CONSTITUTION DU 4 OCTOBRE 1958

QUINZIÈME LÉGISLATURE

Enregistré à la Présidence de l’Assemblée nationale le 19 janvier 2021.

PROPOSITION DE LOI

relative à l’instauration d’un chèque « bien manger » au profit des Françaises et des Français, favorisant la transition agroécologique du monde agricole,

(Renvoyée à la commission des affaires économiques, à défaut de constitution d’une commission spéciale
dans les délais prévus par les articles 30 et 31 du Règlement.)

présentée par Mesdames et Messieurs

Yolaine de COURSON, Matthieu ORPHELIN, Delphine BAGARRY, Delphine BATHO, Paula FORTEZA, Albane GAILLOT, Guillaume CHICHE, Hubert JULIENLAFERRIÈRE, Sébastien NADOT, Aurélien TACHÉ, Cédric VILLANI, Agnès FIRMIN LE BODO, Valérie PETIT, Annie CHAPELIER, Jennifer DE TEMMERMAN, Frédérique TUFFNELL, Martine WONNER, JeanPhilippe NILOR, JeanPhilippe ARDOUIN, Barbara BESSOT BALLOT, Loïc DOMBREVAL, PierreAlain RAPHAN, Annie VIDAL, Patrick VIGNAL, Isabelle VALENTIN, Olivier FALORNI, FrançoisMichel LAMBERT, Richard RAMOS,

députés.

 


1

EXPOSÉ DES MOTIFS

Mesdames, Messieurs,

La présente proposition de loi poursuit les travaux issus des États généraux de l’alimentation, fait le lien avec le Programme national nutrition santé 2019‑2023, et prend acte des transformations qu’occasionnent la situation sanitaire et sociale en 2020.
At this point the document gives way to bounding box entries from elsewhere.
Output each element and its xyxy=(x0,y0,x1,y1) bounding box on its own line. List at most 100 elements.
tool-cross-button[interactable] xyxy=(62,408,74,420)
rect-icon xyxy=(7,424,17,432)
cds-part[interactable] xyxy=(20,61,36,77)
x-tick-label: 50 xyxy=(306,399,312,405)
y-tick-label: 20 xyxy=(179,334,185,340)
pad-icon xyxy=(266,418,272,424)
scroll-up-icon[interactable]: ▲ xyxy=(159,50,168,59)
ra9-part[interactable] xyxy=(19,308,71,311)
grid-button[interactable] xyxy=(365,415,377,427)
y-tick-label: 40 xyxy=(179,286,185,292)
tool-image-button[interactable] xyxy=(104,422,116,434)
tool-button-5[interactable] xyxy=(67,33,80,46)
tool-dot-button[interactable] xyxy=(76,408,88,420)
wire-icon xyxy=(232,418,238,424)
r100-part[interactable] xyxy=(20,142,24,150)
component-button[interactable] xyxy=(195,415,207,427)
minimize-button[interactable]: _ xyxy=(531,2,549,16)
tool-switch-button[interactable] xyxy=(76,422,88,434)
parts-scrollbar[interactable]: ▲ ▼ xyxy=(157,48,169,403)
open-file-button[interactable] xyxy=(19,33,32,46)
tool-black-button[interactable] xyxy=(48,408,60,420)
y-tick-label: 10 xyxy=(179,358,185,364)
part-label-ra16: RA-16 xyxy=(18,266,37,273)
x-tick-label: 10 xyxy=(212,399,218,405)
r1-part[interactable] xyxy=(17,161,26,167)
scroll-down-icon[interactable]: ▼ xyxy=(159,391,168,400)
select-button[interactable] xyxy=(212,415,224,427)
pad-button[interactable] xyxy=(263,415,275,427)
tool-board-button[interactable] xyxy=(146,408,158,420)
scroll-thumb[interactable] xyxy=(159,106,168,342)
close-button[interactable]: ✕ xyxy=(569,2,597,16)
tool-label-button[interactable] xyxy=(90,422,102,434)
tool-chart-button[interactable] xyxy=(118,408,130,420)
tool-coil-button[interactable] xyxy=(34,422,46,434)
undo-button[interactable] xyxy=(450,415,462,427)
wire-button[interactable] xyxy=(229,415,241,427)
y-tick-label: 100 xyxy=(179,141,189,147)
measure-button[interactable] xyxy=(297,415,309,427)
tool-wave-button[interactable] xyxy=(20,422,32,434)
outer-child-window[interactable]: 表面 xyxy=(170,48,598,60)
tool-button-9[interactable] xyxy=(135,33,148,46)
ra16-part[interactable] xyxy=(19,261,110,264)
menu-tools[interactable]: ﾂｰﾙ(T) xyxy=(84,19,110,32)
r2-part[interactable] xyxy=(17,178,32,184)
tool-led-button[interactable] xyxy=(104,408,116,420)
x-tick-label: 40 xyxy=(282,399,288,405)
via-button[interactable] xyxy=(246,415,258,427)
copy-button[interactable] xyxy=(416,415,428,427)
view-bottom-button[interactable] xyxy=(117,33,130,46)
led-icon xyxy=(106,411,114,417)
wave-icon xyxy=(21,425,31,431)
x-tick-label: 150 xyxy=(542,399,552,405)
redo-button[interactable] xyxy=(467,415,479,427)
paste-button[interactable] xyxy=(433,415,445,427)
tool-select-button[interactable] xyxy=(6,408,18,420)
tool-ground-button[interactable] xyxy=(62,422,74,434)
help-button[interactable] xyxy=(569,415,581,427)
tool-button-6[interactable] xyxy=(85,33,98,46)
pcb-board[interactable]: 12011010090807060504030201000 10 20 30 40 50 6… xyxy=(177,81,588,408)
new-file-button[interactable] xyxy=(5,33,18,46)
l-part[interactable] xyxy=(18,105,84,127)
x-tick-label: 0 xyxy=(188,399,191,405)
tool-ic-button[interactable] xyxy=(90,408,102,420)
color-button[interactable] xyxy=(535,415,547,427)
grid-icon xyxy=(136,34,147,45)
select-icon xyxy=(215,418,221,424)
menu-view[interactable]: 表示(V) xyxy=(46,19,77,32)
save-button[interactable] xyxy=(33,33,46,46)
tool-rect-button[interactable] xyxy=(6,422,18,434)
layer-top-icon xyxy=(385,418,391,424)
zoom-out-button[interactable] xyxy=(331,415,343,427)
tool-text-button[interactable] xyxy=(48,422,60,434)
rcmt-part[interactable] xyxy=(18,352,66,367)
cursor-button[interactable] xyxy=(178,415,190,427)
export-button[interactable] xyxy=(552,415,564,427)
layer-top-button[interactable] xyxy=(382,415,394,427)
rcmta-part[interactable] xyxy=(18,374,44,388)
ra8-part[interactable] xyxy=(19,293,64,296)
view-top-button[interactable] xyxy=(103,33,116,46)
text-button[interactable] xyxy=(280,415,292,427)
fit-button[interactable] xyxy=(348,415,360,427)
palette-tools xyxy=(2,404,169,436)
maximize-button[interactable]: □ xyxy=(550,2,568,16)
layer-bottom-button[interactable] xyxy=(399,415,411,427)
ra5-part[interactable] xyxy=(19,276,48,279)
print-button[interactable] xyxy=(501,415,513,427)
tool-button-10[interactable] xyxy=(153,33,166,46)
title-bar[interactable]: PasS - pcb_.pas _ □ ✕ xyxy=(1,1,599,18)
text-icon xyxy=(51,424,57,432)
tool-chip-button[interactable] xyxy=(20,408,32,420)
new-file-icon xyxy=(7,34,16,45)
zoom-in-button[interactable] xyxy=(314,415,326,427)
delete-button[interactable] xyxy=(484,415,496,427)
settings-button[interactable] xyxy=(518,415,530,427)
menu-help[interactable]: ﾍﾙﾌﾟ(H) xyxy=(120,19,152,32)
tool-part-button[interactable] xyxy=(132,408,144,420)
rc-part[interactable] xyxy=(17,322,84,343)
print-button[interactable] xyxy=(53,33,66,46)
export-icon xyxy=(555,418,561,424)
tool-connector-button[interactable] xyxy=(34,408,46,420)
L’objectif poursuivi est de conjuguer une bonne alimentation pour tous et d’accompagner la transition agro écologique de notre agriculture, dans une logique « Une seule santé, humaine, animale et environnementale ».

Cette approche en santé n’est pas nouvelle, mais devient fortement attendue aujourd’hui dans le contexte sanitaire de la pandémie. Le 12 novembre 2020, le ministre des affaires étrangères M. Jean‑Yves le Drian a annoncé la création d’un « Haut Conseil une seule santé », qui marque l’ambition de la France dans ce domaine.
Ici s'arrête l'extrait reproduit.